Sebastián Apesteguía, Fernando F. Garberoglio, Raúl O. Gómez
Ameghiniana 58 (5), 416-441, (30 September 2021) https://doi.org/10.5710/AMGH.13.07.2021.3442
KEYWORDS: Rhynchocephalia, Sphenodon, Gondwana, phylogeny, Paleobiogeography, functional morphology, Late Cretaceous, Candeleros Formation, Rhynchocephalia, Sphenodon, Gondwana, filogenia, Paleobiogeografía, Morfología Funcional, Cretácico Tardío, Formación Candeleros
The New Zealand tuatara (Sphenodon) is the sole surviving rhynchocephalian of a once thriving group across Pangea during early Mesozoic times. Outside New Zealand, close relatives of the tuatara (sphenodontines) are known from a few Jurassic records in North America and Europe and from end-Cretaceous incomplete remains in Patagonia.

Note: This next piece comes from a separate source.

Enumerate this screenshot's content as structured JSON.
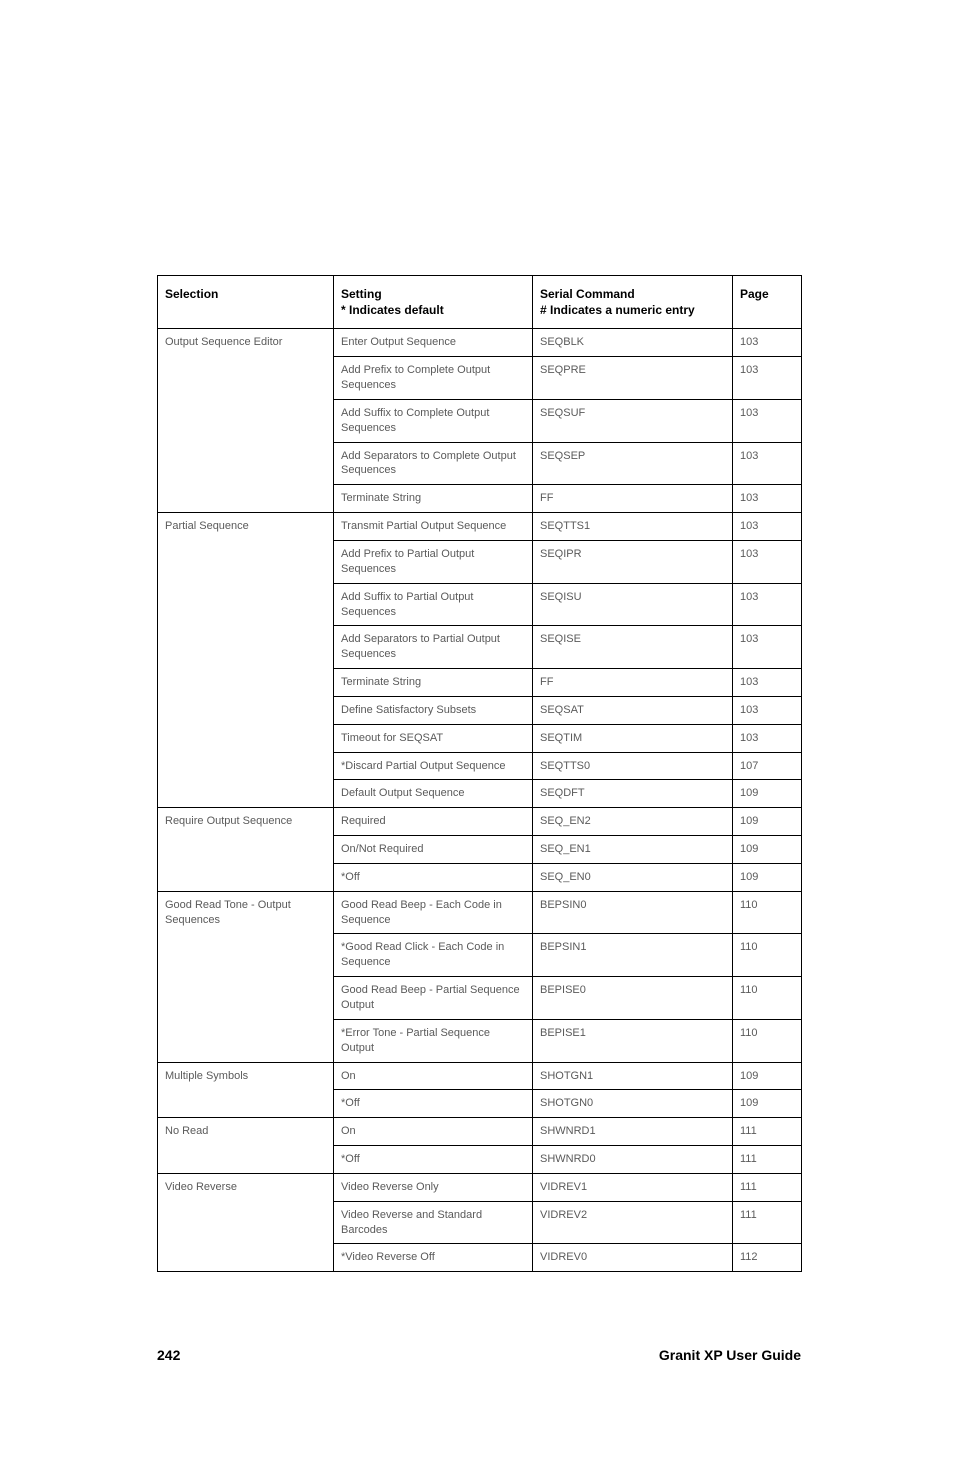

Still, the evolutionary relationships of most of them remain elusive. Here we describe a new sphenodontine, Tika giacchinoi gen. et sp. nov., based on well-preserved cranial and postcranial remains from upper levels of the Candeleros Formation (Cenomanian) at the Konservat-Lagerstätte of ‘La Buitrera Paleontological Area’ in northern Patagonia, Argentina. Our phylogenetic analysis recovered Tika as a close relative of the tuatara, together with Laurasian and Patagonian taxa. The new finding represents the oldest certain sphenodontine from the gondwanan continents and reinforces the hypothesis that particular terrestrial ectothermic tetrapods attained a circumantarctic Cretaceous-Tertiary distribution. Tika is inferred to have fed upon a variety of prey items including small vertebrates, similar to the extant tuatara, but ecologically different from the large herbivorous sphenodontians already known from La Buitrera. Therefore the new taxon expands the known diversity of sphenodontians during the Late Cretaceous in Patagonia and indicates that Rhynchocephalia, although declining or extinct in Laurasia, were still taxonomic and ecologically diverse in southwestern Gondwana.